Penggunaan sistem floor stock lengkap dianjurkan untuk diminimalkan
agar menjamin pengemasan control dan identifikasi obat walaupun sistem ini tetap
dipertahankan pada kondisi tertentu seperti :
Dalam bagian emergensi dan ruang operasi, dimana obat biasanya harus selalu
cepat tersedia segera setelah mendapat resep dokter.
Pada situasi yang dapat mengancam kehidupan pasien, ketersediaan obat-
obat di sekitar pasien sangat dibutuhkan.
Obat-obatan dengan harga rendah dan biasa dipakai(high volume drug) dapat
dikelola dengan cara ini dengan catatan kemungkinan terjadi medication erro
yang kecil.
Sistem ini sekarang tidak digunakan lagi karena tanggung jawab besar
dibebankan pada perawat yaitu menginterpretasikan resep dan menyiapkan obat yang
sebetulnya adalah tanggung jawab apoteker.
Keuntungan sistem ini yaitu :
Obat yang diperlukan segera tersedia bagi pasien
Peniadaan pengembalian obat yang tidak terpakai ke IFRS
Pengurangan penyalinan resep
Pengurangan jumlah personel IFRS
Keterbatasan sistem ini :
Kesalahan obat sangat meningkat karena resep obat tidak dikaji langsung oleh
Apoteker
Persediaan obat di ruang perawat meningkat dengan fasilitas ruangan yang
Sanagat terbatas
Pencurian obat meningkat
Meningkatnya bahaya karena kerusakan obat
Penambahan modal investasi untuk menyediakan fasilitas penyimpanan obat
Sesuai di setiap daerah perawatan pasien
Diperlukan waktu tambahan bagi perawat untuk menangani obat
Meningkatnya kerugian karena kerusakan obat
2. Sistem resep individual/permintaan lenkap
Sistem distribusi obat resep individual adalah sistem pengelolaan dan distribusi
obat oleh IFRS sentral sesuai yang tertulis pada resep yang ditulis dokter untuk setiap
penderita. Dalam sistem ini, semua obat yang diperlukan untuk pengobatan di
dispensing dari IFRS. Resep asli dikirim ke IFRS oleh perawat, kemudian resep itu
diproses sesuai cara dispensing yang baik dan obat wsiap untuk didistribusikan
kepada pasien.
Keuntungan sistem distribusi resep individual :
Semua resep dikaji langsung oleh apoteker yang dapat memberi keterangan atau
informasi kepada perawat berkaitan dengan obat yang dipakai
Memberi kesempatan interaksi profesional antara apoteker-dokter-perawat-
penderita
Pengendalian perbekalan yang mudah
Mempermudah penagihan biaya kepada pasien
Keterbatasan dalam sistem distribusi resep individual :
Kemungkinan keterlambatan sediaan obat sampai ke penderita
Jumlah kebutuhan personel di IFRS meningkat
Memerlukan jumlah perawat waktu yang lebih banyak untuk penyimpanan obat di
ruangan pada waktu konsumsi obat
Terjadinya kesalahan obat karena kurang pemeriksaan sewaktu penyiapan
konsumsi
3. Kombinasi Sistem Resep Individu dan Foor Stock Lengkap
Sistem kombinasi ini biasanya diadakan untuk mengurangi beban kerja IFRS.
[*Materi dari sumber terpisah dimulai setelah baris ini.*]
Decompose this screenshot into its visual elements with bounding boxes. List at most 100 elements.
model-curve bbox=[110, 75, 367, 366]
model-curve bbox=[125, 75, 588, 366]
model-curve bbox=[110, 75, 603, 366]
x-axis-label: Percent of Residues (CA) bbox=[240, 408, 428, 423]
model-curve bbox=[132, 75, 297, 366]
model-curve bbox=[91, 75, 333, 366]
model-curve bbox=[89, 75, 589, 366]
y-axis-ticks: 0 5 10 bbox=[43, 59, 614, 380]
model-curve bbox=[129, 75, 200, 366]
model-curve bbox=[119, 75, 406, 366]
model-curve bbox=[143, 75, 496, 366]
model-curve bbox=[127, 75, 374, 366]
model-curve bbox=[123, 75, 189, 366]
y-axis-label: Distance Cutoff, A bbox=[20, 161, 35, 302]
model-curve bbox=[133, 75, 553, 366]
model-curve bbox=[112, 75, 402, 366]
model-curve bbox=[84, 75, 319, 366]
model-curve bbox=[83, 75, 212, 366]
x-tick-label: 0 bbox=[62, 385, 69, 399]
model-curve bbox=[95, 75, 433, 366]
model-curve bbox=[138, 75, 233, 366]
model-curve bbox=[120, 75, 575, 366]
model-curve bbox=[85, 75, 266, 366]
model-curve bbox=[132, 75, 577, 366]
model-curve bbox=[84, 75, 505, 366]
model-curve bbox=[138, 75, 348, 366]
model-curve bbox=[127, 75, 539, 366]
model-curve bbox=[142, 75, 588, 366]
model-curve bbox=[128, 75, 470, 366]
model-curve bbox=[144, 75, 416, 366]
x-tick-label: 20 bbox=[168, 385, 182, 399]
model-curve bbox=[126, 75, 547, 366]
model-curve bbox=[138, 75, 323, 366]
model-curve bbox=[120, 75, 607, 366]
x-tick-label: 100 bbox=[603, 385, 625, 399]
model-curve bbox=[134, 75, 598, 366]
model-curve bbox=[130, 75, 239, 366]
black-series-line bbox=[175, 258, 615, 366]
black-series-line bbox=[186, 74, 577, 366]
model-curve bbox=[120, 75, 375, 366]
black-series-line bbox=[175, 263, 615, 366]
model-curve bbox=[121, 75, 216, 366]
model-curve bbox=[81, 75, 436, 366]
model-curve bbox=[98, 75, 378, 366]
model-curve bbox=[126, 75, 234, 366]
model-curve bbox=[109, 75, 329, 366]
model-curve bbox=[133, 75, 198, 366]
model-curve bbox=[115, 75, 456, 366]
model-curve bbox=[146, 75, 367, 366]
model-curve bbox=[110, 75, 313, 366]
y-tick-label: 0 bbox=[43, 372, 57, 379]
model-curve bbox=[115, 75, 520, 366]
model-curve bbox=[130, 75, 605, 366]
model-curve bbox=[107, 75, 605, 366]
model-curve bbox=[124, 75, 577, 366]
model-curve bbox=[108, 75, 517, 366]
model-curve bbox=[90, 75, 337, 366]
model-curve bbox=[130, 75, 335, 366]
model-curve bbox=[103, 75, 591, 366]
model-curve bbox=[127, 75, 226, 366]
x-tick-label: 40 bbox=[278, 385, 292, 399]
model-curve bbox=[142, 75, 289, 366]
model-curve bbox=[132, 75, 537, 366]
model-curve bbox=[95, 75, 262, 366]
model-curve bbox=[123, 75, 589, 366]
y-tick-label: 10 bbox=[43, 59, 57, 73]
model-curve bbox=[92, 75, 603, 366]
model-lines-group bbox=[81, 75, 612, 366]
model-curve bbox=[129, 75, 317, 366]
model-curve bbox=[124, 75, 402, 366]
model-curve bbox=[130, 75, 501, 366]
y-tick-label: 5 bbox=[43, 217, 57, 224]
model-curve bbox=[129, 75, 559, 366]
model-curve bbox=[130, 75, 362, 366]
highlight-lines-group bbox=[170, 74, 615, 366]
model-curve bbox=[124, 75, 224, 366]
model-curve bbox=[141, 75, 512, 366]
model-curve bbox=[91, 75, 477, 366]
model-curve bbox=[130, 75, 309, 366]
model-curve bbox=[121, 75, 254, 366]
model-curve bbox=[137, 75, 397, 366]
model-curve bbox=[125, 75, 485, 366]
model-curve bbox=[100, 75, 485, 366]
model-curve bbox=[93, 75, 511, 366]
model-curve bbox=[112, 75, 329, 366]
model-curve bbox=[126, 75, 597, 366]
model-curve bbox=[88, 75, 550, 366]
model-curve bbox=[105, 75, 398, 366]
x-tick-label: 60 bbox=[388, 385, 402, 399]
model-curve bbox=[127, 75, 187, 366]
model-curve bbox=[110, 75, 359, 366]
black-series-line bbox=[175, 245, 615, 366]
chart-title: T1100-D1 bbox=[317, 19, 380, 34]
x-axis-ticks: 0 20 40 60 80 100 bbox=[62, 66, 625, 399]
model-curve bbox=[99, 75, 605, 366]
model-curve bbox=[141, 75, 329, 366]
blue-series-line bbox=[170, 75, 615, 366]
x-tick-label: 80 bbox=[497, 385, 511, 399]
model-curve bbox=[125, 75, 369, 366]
Obat yang disediakan diruang perawat adalah obat yang diperlukan oleh banyak
pasien, setiap hari diperlukan dan biasanya adalah obat yang harganya relatif murah.
Jenis dan jumlah obat yang tersedia di ruangan ditetapkan oleh PFT dengan masukan
dari IFRS dan pelayanan keperawatan.
Keuntungan sistem ini :
- Semua resep individu dikaji langsung oleh apoteker
- Adanya kesempatan interaksi profesional antara apoteker-dokter-perawat
pasien
- Obat yang diperlukan dapat segera tersedia bagi pasien
- Beban IFRS dapat berkurang
Keterbatasan sistem ini adalah :
- Kemungkinan keterlambatan sediaan obat sampai ke pasien (obat resep
Individu)
- Kesalahan obat dapat terjadi (obat dari floor stock lengkap)
4. Sistem Distribusi Obat dosis Unit/Unit Dose Drug Distribution (UDDD)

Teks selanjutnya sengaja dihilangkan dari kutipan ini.